As for grammars, come up with a good way of defining the grammars and I am sure the feature will be merged in. The OpenAI compatible API was a community provided PR. I don't know if this is what the team is thinking, but I attended a talk by Joe Beda a few years ago. He mentioned how sorry he was that they made YAML the tool used for configuring k8s, and they should have done it right so no one had to touch that. They were also annoyed that every project feels like it needs to be in go because k8s was in go. It was in go because k8s was just a starter project at first to learn go. But that is unrelated to this.
Designing an API from scratch has to be done very carefully because mistakes made early on have to stick around. I think the team is being very cautious on what to add.

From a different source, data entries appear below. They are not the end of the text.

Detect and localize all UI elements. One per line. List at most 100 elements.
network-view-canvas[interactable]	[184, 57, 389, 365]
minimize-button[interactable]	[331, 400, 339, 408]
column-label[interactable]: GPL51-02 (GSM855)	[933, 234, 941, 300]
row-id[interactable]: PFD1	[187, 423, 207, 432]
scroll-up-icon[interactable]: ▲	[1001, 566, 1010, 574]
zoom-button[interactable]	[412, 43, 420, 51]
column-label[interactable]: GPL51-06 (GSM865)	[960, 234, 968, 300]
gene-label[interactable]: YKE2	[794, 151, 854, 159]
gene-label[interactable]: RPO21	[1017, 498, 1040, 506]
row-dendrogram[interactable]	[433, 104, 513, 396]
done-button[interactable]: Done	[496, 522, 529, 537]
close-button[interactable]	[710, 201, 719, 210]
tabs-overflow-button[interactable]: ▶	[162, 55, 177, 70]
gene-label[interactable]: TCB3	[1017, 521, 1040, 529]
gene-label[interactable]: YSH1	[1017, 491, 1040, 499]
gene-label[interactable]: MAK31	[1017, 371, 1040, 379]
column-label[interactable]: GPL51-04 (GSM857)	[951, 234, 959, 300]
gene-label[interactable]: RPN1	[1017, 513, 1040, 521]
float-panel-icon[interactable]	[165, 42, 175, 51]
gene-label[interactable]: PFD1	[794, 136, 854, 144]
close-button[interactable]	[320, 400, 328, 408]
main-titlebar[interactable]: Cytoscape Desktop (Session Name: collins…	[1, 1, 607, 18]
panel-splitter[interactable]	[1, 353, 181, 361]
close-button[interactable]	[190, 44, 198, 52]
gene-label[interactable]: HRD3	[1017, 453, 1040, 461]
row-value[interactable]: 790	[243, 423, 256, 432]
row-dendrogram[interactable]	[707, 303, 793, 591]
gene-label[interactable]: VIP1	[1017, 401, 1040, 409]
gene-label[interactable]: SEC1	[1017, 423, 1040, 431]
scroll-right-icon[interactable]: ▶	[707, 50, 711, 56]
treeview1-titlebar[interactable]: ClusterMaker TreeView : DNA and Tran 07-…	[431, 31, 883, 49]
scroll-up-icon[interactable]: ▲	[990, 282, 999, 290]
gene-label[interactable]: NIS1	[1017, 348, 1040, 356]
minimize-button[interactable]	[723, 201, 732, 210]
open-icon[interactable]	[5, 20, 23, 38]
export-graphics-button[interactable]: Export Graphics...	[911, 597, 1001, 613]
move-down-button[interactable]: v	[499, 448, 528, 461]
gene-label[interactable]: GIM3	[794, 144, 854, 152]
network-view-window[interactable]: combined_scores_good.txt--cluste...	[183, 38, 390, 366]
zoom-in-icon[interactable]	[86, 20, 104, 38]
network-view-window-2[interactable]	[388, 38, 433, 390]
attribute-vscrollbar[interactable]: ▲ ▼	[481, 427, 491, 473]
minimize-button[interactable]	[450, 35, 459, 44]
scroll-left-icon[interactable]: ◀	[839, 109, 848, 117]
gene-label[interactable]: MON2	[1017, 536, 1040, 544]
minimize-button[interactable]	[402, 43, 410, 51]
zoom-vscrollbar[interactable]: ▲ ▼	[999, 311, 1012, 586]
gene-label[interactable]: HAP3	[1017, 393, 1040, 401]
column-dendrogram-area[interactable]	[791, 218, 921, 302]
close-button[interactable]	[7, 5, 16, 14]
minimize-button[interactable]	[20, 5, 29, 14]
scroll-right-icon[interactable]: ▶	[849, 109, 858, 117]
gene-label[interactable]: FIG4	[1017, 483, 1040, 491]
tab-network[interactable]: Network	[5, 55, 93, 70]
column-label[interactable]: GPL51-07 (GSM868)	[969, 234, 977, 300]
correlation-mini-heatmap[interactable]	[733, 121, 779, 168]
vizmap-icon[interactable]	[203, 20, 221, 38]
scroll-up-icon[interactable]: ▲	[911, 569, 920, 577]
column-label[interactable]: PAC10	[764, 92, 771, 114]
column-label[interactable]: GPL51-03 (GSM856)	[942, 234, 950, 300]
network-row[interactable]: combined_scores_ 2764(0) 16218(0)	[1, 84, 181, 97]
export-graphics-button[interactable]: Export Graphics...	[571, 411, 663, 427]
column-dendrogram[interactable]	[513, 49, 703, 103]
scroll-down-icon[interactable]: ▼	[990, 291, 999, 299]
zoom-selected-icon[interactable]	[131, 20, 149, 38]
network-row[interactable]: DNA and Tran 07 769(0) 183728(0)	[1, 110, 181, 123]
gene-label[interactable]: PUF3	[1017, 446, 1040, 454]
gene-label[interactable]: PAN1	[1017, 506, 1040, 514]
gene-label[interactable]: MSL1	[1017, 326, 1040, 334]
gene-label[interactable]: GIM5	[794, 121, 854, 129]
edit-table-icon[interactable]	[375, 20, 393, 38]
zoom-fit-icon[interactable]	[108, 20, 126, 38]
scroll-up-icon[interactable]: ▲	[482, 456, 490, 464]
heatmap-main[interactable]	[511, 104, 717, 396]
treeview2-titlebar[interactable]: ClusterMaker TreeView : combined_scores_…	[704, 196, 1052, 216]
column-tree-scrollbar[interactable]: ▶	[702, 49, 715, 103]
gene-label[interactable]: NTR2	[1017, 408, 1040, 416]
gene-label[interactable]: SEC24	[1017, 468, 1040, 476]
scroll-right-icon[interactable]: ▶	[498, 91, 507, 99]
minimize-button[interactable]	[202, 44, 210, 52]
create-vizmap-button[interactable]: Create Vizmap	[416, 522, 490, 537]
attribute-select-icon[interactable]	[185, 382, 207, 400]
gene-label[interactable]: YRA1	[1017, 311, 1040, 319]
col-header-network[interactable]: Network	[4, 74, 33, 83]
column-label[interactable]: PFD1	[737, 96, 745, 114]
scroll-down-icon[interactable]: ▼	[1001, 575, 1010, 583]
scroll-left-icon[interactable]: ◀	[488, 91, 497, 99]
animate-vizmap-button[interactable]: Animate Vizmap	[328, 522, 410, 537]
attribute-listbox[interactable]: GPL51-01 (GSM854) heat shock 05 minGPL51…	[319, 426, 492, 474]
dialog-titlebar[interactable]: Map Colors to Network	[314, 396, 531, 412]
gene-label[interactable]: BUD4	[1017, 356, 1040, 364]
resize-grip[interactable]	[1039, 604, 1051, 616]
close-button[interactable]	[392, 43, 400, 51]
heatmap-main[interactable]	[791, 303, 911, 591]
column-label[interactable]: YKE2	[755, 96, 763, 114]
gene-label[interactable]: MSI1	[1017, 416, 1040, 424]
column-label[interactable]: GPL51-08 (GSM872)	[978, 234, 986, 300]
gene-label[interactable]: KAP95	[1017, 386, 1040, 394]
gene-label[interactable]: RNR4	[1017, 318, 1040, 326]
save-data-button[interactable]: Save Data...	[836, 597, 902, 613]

But if you or someone else comes up with something that keeps it simple, it will get merged.
@@technovangelist I understand how function calling works and that chatgpt doesn't call the function itself. but it DOES have a mechanism to instruct the host app to call said function and parse a subsequent return value. If you believe Ollama has equivalent, then I challenge you in a future video to create an example where you can ask Ollama for flight times and it returns with a human readable response containing data obtained from a function call.

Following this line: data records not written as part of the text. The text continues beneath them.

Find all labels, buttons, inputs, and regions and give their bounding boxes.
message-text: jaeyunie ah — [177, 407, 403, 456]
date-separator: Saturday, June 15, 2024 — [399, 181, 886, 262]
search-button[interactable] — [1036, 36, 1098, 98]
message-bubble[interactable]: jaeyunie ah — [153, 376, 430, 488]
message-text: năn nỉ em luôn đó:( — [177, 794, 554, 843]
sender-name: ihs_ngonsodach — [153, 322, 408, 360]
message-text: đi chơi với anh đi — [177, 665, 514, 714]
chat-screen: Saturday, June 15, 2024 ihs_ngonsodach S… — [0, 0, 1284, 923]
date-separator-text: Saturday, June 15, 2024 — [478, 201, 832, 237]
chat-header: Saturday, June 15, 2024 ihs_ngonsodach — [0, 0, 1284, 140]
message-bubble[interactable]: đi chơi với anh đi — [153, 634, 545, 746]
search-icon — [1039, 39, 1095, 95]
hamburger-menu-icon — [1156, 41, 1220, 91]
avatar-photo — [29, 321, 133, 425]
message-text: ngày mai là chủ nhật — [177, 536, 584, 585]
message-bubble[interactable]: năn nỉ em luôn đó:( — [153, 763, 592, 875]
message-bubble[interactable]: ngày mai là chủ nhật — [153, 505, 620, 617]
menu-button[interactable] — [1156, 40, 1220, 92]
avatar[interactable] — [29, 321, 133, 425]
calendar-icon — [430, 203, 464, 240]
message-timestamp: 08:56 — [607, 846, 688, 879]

Misunderstood your comment, I apologize for that. So there is nothing stopping you from doing this in ollama as well. It does not have the ability to instruct the host app to call a function, unless instruct simply means to say, hey dev run this function. It is up to the dev to take the output of the model, then call the function, then send the output back to the model for further processing. and then return the final value to the user. Or maybe there is logic the dev has written to go back and forth a few times. There is nothing stopping you from doing the exact same thing in Ollama. But I am happy to create another video that does that round trip a few more times.
Nice, thank you.
Great videos! Thanks!
Glad you like them!
Ok, but how do you get the LLM to output a json ONLY when it thinks a command should be run?

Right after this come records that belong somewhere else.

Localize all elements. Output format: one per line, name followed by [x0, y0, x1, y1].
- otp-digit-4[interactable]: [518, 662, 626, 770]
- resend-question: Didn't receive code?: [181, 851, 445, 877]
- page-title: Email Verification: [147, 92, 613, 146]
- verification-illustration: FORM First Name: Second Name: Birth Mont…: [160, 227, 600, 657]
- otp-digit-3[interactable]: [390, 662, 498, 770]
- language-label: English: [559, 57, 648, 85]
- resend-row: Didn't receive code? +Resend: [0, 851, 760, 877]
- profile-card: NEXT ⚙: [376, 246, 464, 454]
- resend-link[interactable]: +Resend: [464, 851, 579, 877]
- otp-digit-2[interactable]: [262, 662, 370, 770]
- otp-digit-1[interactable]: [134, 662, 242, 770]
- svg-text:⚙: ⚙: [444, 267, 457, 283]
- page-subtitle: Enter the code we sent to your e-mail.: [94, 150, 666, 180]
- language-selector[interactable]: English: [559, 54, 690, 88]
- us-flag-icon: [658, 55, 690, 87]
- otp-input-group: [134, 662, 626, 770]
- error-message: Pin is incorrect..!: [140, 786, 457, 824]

Excellent video by the way, this will help a lot with my journey with ollama :-)
The model doesn’t run the command. If you was json out then format json is what you want
@@technovangelist I understand. thanks!
Do the llamas spit out the function calls?
Hi Matt, with the frequent releases of Ollama, which installation option on Ubuntu allows the easiest management like upgrading to the latest version or integrating with other tools? I have a dedicated machine. I can run it with Docker or without Docker.
I think just running the install script each time makes the most sense. It’s simple and it works and is easy. Some of the community installers aren’t always updated quickly.
@@technovangelist PERFECT. Thank you, good sir. I am so looking forward to your musings over the next year. Take good care of yourself.
How to integrate gorilla openfunctions in ollama?
hmmm, i don't know anything about that. I'll take a look. Thanks for the comment.
Great videos, thanks a lot. Will also investigate and praxtice. Thanks again
Great video! Cheers!
Many thanks!
What would be a better name?
The names I mentioned in the video or many of the names suggested in the comments here are great
Hi and thanks for the vidéo ! I made a chat bot with ollama and some Mixtral persona, but I can't figure out how to format when it give some code example, maybe it's just iterating in the string chat output, sorry if it's a simple question. I just think maybe it would be easier with this function calling (youuuu). #
Can you please release a video on MMLU and openAI or open source LLM
Hmm, mmlu is one of the many benchmarks out there. I haven't looked at this one specifically but I am generally not a fan of any benchmark that open sources the source questions. If I can see it, then a model researcher can incorporate those questions into the training, potentially making the model perfect in the eyes of a benchmark but garbage for real life. But I will take a look. Thanks.